C'est l'histoire d'une gamine de 7 ans, orpheline de mère, et qui dès lors, refuse de dire ses prières. Son père, mais surtout sa belle-mère, s'en débarrassent et la placent à la campagne auprès d'un prêtre à la cruauté dont l'imbécilité égale la frustration. Ce dernier tient un journal.
"J'ai bien reçu, ce jour, de la haute et pieuse dame de M., la pension due pour le premier trimestre, que j'ai aussitôt quittancée et portée en compte.Par après j'ai administré à la petite Mérette (Emerentia) sa correction régulière de la semaine qui a été plus rude, parce que je l'ai couchée sur le banc et fouettée avec une verge neuve, non sans lamenter et soupirer vers le Seigneur, pour qu'il veuille bien mener à bonne fin la triste besogne. En vérité, la petite a poussé des cris douloureux et demandé pardon avec humilité et désolation, mais elle ne s'est pas moins obstinée dans son endurcissement et elle a fait mépris du livre de messe mis sous ses yeux par moi pour son étude."

Ce qui justifie la reprise du thème par S. Corinna Bille, c'est le rapport empreint de poésie qu'elle établit entre la "sauvagerie" du fleuve et le lien que la petite fille entretient avec celle de la nature, au point que très vite, on murmure dans le village que c'est une sorcière.

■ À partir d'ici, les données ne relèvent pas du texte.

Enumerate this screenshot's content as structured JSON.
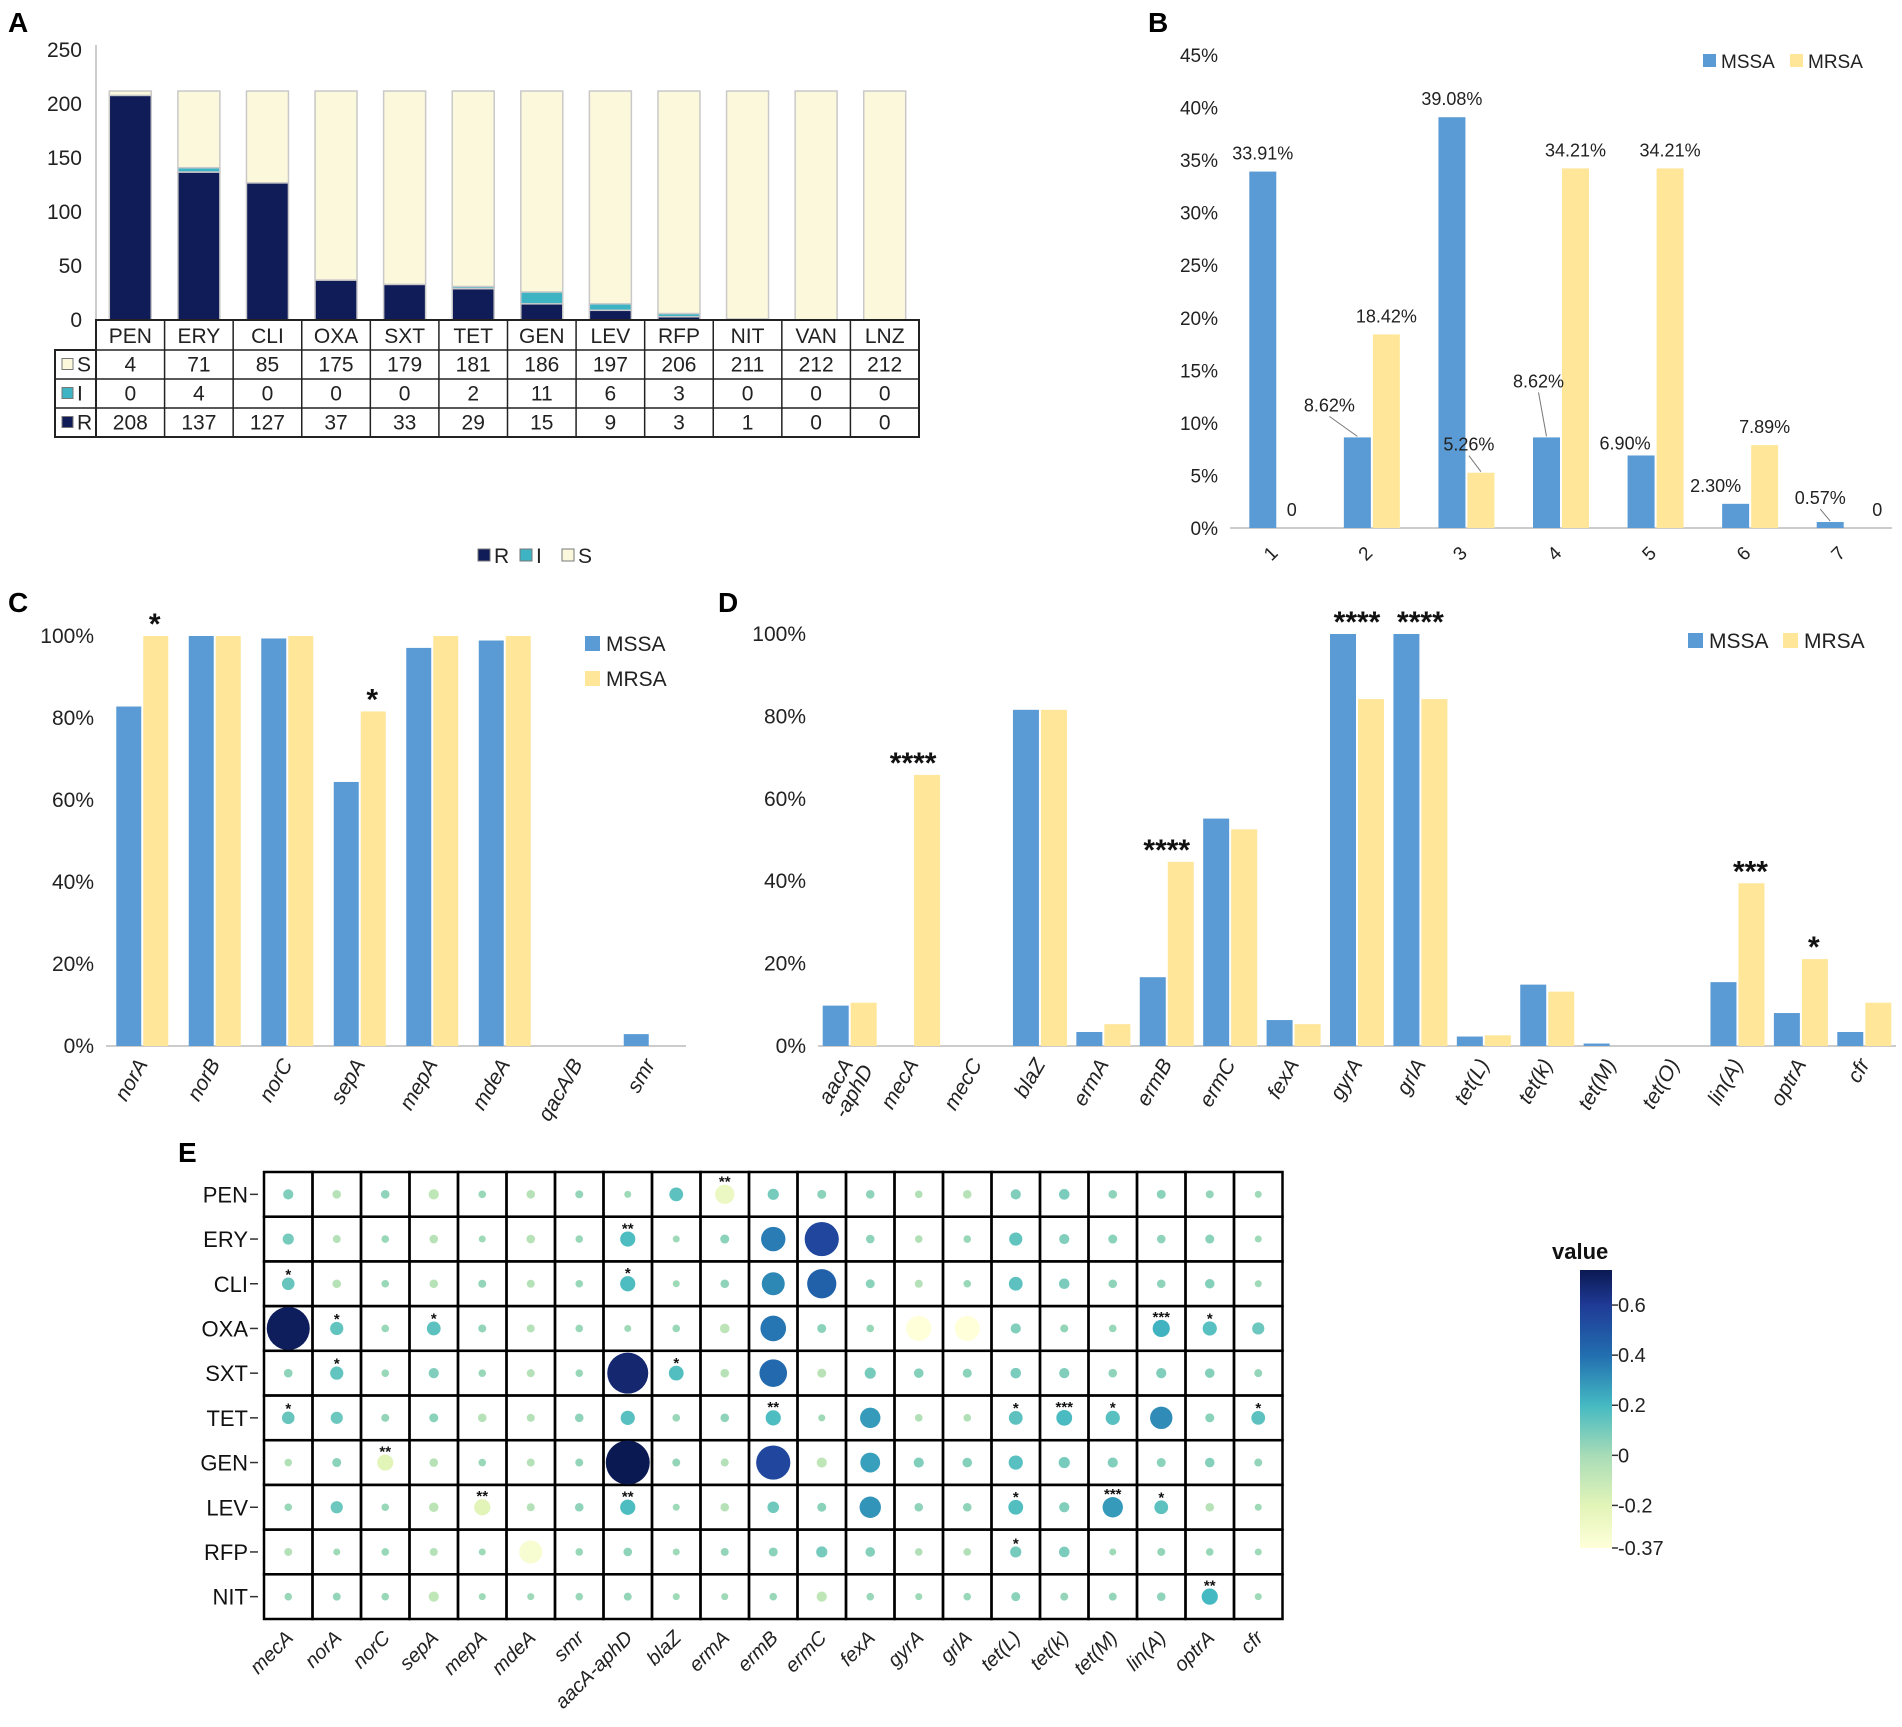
{
  "panels": {
    "A": "A",
    "B": "B",
    "C": "C",
    "D": "D",
    "E": "E"
  },
  "colors": {
    "R": "#101c57",
    "I": "#3db3c4",
    "S": "#fcf8dc",
    "MSSA": "#5b9bd5",
    "MRSA": "#ffe699"
  },
  "chart_data": [
    {
      "id": "A",
      "type": "bar",
      "stacked": true,
      "categories": [
        "PEN",
        "ERY",
        "CLI",
        "OXA",
        "SXT",
        "TET",
        "GEN",
        "LEV",
        "RFP",
        "NIT",
        "VAN",
        "LNZ"
      ],
      "yticks": [
        "0",
        "50",
        "100",
        "150",
        "200",
        "250"
      ],
      "ylim": [
        0,
        250
      ],
      "series": [
        {
          "name": "R",
          "values": [
            208,
            137,
            127,
            37,
            33,
            29,
            15,
            9,
            3,
            1,
            0,
            0
          ]
        },
        {
          "name": "I",
          "values": [
            0,
            4,
            0,
            0,
            0,
            2,
            11,
            6,
            3,
            0,
            0,
            0
          ]
        },
        {
          "name": "S",
          "values": [
            4,
            71,
            85,
            175,
            179,
            181,
            186,
            197,
            206,
            211,
            212,
            212
          ]
        }
      ],
      "table_rows": [
        "S",
        "I",
        "R"
      ],
      "legend": [
        "R",
        "I",
        "S"
      ]
    },
    {
      "id": "B",
      "type": "bar",
      "categories": [
        "1",
        "2",
        "3",
        "4",
        "5",
        "6",
        "7"
      ],
      "yticks": [
        "0%",
        "5%",
        "10%",
        "15%",
        "20%",
        "25%",
        "30%",
        "35%",
        "40%",
        "45%"
      ],
      "ylim": [
        0,
        45
      ],
      "series": [
        {
          "name": "MSSA",
          "values": [
            33.91,
            8.62,
            39.08,
            8.62,
            6.9,
            2.3,
            0.57
          ],
          "labels": [
            "33.91%",
            "8.62%",
            "39.08%",
            "8.62%",
            "6.90%",
            "2.30%",
            "0.57%"
          ]
        },
        {
          "name": "MRSA",
          "values": [
            0,
            18.42,
            5.26,
            34.21,
            34.21,
            7.89,
            0
          ],
          "labels": [
            "0",
            "18.42%",
            "5.26%",
            "34.21%",
            "34.21%",
            "7.89%",
            "0"
          ]
        }
      ],
      "legend": [
        "MSSA",
        "MRSA"
      ]
    },
    {
      "id": "C",
      "type": "bar",
      "categories": [
        "norA",
        "norB",
        "norC",
        "sepA",
        "mepA",
        "mdeA",
        "qacA/B",
        "smr"
      ],
      "yticks": [
        "0%",
        "20%",
        "40%",
        "60%",
        "80%",
        "100%"
      ],
      "ylim": [
        0,
        100
      ],
      "series": [
        {
          "name": "MSSA",
          "values": [
            82.8,
            100,
            99.4,
            64.4,
            97.1,
            98.9,
            0,
            2.9
          ]
        },
        {
          "name": "MRSA",
          "values": [
            100,
            100,
            100,
            81.6,
            100,
            100,
            0,
            0
          ]
        }
      ],
      "significance": [
        "*",
        "",
        "",
        "*",
        "",
        "",
        "",
        ""
      ],
      "legend": [
        "MSSA",
        "MRSA"
      ]
    },
    {
      "id": "D",
      "type": "bar",
      "categories": [
        "aacA\n-aphD",
        "mecA",
        "mecC",
        "blaZ",
        "ermA",
        "ermB",
        "ermC",
        "fexA",
        "gyrA",
        "grlA",
        "tet(L)",
        "tet(k)",
        "tet(M)",
        "tet(O)",
        "lin(A)",
        "optrA",
        "cfr"
      ],
      "yticks": [
        "0%",
        "20%",
        "40%",
        "60%",
        "80%",
        "100%"
      ],
      "ylim": [
        0,
        100
      ],
      "series": [
        {
          "name": "MSSA",
          "values": [
            9.8,
            0,
            0,
            81.6,
            3.4,
            16.7,
            55.2,
            6.3,
            100,
            100,
            2.3,
            14.9,
            0.6,
            0,
            15.5,
            8.0,
            3.4
          ]
        },
        {
          "name": "MRSA",
          "values": [
            10.5,
            65.8,
            0,
            81.6,
            5.3,
            44.7,
            52.6,
            5.3,
            84.2,
            84.2,
            2.6,
            13.2,
            0,
            0,
            39.5,
            21.1,
            10.5
          ]
        }
      ],
      "significance": [
        "",
        "****",
        "",
        "",
        "",
        "****",
        "",
        "",
        "****",
        "****",
        "",
        "",
        "",
        "",
        "***",
        "*",
        ""
      ],
      "legend": [
        "MSSA",
        "MRSA"
      ]
    },
    {
      "id": "E",
      "type": "heatmap",
      "rows": [
        "PEN",
        "ERY",
        "CLI",
        "OXA",
        "SXT",
        "TET",
        "GEN",
        "LEV",
        "RFP",
        "NIT"
      ],
      "cols": [
        "mecA",
        "norA",
        "norC",
        "sepA",
        "mepA",
        "mdeA",
        "smr",
        "aacA-aphD",
        "blaZ",
        "ermA",
        "ermB",
        "ermC",
        "fexA",
        "gyrA",
        "grlA",
        "tet(L)",
        "tet(k)",
        "tet(M)",
        "lin(A)",
        "optrA",
        "cfr"
      ],
      "values": [
        [
          0.08,
          -0.05,
          0.05,
          -0.08,
          0.03,
          -0.05,
          0.04,
          0.02,
          0.15,
          -0.26,
          0.1,
          0.06,
          0.05,
          -0.03,
          -0.05,
          0.08,
          0.09,
          0.05,
          0.06,
          0.04,
          0.02
        ],
        [
          0.1,
          -0.04,
          0.03,
          -0.05,
          0.02,
          -0.05,
          0.03,
          0.18,
          0.02,
          0.06,
          0.36,
          0.55,
          0.05,
          -0.03,
          0.03,
          0.14,
          0.08,
          0.06,
          0.05,
          0.06,
          0.02
        ],
        [
          0.13,
          -0.05,
          0.03,
          -0.05,
          0.04,
          -0.04,
          0.03,
          0.18,
          0.02,
          0.05,
          0.33,
          0.45,
          0.06,
          -0.04,
          0.03,
          0.15,
          0.09,
          0.05,
          0.05,
          0.07,
          0.02
        ],
        [
          0.72,
          0.14,
          0.03,
          0.15,
          0.04,
          -0.04,
          0.03,
          0.02,
          0.03,
          -0.07,
          0.38,
          0.06,
          0.03,
          -0.37,
          -0.37,
          0.08,
          0.04,
          0.03,
          0.22,
          0.16,
          0.12
        ],
        [
          0.05,
          0.14,
          0.03,
          0.08,
          0.03,
          -0.04,
          0.03,
          0.68,
          0.17,
          -0.05,
          0.42,
          -0.06,
          0.1,
          0.07,
          0.06,
          0.09,
          0.08,
          0.05,
          0.08,
          0.07,
          0.04
        ],
        [
          0.13,
          0.12,
          0.04,
          0.06,
          -0.05,
          -0.04,
          0.05,
          0.16,
          0.03,
          0.05,
          0.18,
          0.02,
          0.28,
          -0.03,
          -0.03,
          0.15,
          0.19,
          0.16,
          0.32,
          0.06,
          0.15
        ],
        [
          -0.03,
          0.06,
          -0.2,
          -0.05,
          0.03,
          -0.04,
          0.04,
          0.74,
          0.04,
          -0.04,
          0.55,
          -0.08,
          0.27,
          0.08,
          0.07,
          0.16,
          0.1,
          0.08,
          0.06,
          0.07,
          0.04
        ],
        [
          0.03,
          0.12,
          0.03,
          -0.07,
          -0.2,
          -0.04,
          0.05,
          0.18,
          0.02,
          -0.05,
          0.11,
          0.06,
          0.3,
          0.05,
          0.05,
          0.17,
          0.08,
          0.28,
          0.15,
          -0.05,
          0.02
        ],
        [
          -0.04,
          0.02,
          0.03,
          -0.04,
          0.02,
          -0.33,
          0.03,
          0.05,
          0.02,
          0.04,
          0.06,
          0.1,
          0.07,
          -0.03,
          -0.03,
          0.1,
          0.09,
          0.02,
          0.04,
          0.03,
          0.02
        ],
        [
          0.03,
          0.04,
          0.03,
          -0.08,
          0.02,
          0.02,
          0.03,
          0.04,
          0.02,
          0.02,
          0.03,
          -0.08,
          0.03,
          0.02,
          0.03,
          0.06,
          0.04,
          0.04,
          0.05,
          0.2,
          0.02
        ]
      ],
      "stars": [
        [
          "",
          "",
          "",
          "",
          "",
          "",
          "",
          "",
          "",
          "**",
          "",
          "",
          "",
          "",
          "",
          "",
          "",
          "",
          "",
          "",
          ""
        ],
        [
          "",
          "",
          "",
          "",
          "",
          "",
          "",
          "**",
          "",
          "",
          "",
          "",
          "",
          "",
          "",
          "",
          "",
          "",
          "",
          "",
          ""
        ],
        [
          "*",
          "",
          "",
          "",
          "",
          "",
          "",
          "*",
          "",
          "",
          "",
          "",
          "",
          "",
          "",
          "",
          "",
          "",
          "",
          "",
          ""
        ],
        [
          "",
          "*",
          "",
          "*",
          "",
          "",
          "",
          "",
          "",
          "",
          "",
          "",
          "",
          "",
          "",
          "",
          "",
          "",
          "***",
          "*",
          ""
        ],
        [
          "",
          "*",
          "",
          "",
          "",
          "",
          "",
          "",
          "*",
          "",
          "",
          "",
          "",
          "",
          "",
          "",
          "",
          "",
          "",
          "",
          ""
        ],
        [
          "*",
          "",
          "",
          "",
          "",
          "",
          "",
          "",
          "",
          "",
          "**",
          "",
          "",
          "",
          "",
          "*",
          "***",
          "*",
          "",
          "",
          "*"
        ],
        [
          "",
          "",
          "**",
          "",
          "",
          "",
          "",
          "",
          "",
          "",
          "",
          "",
          "",
          "",
          "",
          "",
          "",
          "",
          "",
          "",
          ""
        ],
        [
          "",
          "",
          "",
          "",
          "**",
          "",
          "",
          "**",
          "",
          "",
          "",
          "",
          "",
          "",
          "",
          "*",
          "",
          "***",
          "*",
          "",
          ""
        ],
        [
          "",
          "",
          "",
          "",
          "",
          "",
          "",
          "",
          "",
          "",
          "",
          "",
          "",
          "",
          "",
          "*",
          "",
          "",
          "",
          "",
          ""
        ],
        [
          "",
          "",
          "",
          "",
          "",
          "",
          "",
          "",
          "",
          "",
          "",
          "",
          "",
          "",
          "",
          "",
          "",
          "",
          "",
          "**",
          ""
        ]
      ],
      "vmin": -0.37,
      "vmax": 0.74,
      "colorbar_title": "value",
      "colorbar_ticks": [
        "0.6",
        "0.4",
        "0.2",
        "0",
        "-0.2",
        "-0.37"
      ],
      "colorbar_tick_values": [
        0.6,
        0.4,
        0.2,
        0,
        -0.2,
        -0.37
      ]
    }
  ]
}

"Sur le Rhône apparurent des troncs noircis; des serpents qui s'enfonçaient, se dressaient soudain retenus par les pierres, repartaient repris par les remous.
Sur les rives, au risque de s'enliser, les paysans tiraient à eux à l'aide de perches munies de crocs ces épaves. le fleuve s'étendit encore, les marécages se dédoublèrent. D'eux s'élevaient des brouillards allant aussi vite que le vent. Un roulement de nuages au-dessus du roulement des eaux. ça faisait autant de tapage que l'invasion des armées.
Au loin, criaient les oies, des cris méchants, lacérés comme les joncs."
Tout le plaisir est dans la lecture de cette prose si poétique. En quelques mots, quelques phrases, l'auteur crée l'atmosphère d'un univers pas si lointain, où la bienséance, le respect des dogmes religieux, la crainte mêlée de respect des populations paysannes envers les nobles de la ville, pouvaient engendrer les assassins d'une fillette en proie à la révolte.
Lien : http://meslecturesintantanee..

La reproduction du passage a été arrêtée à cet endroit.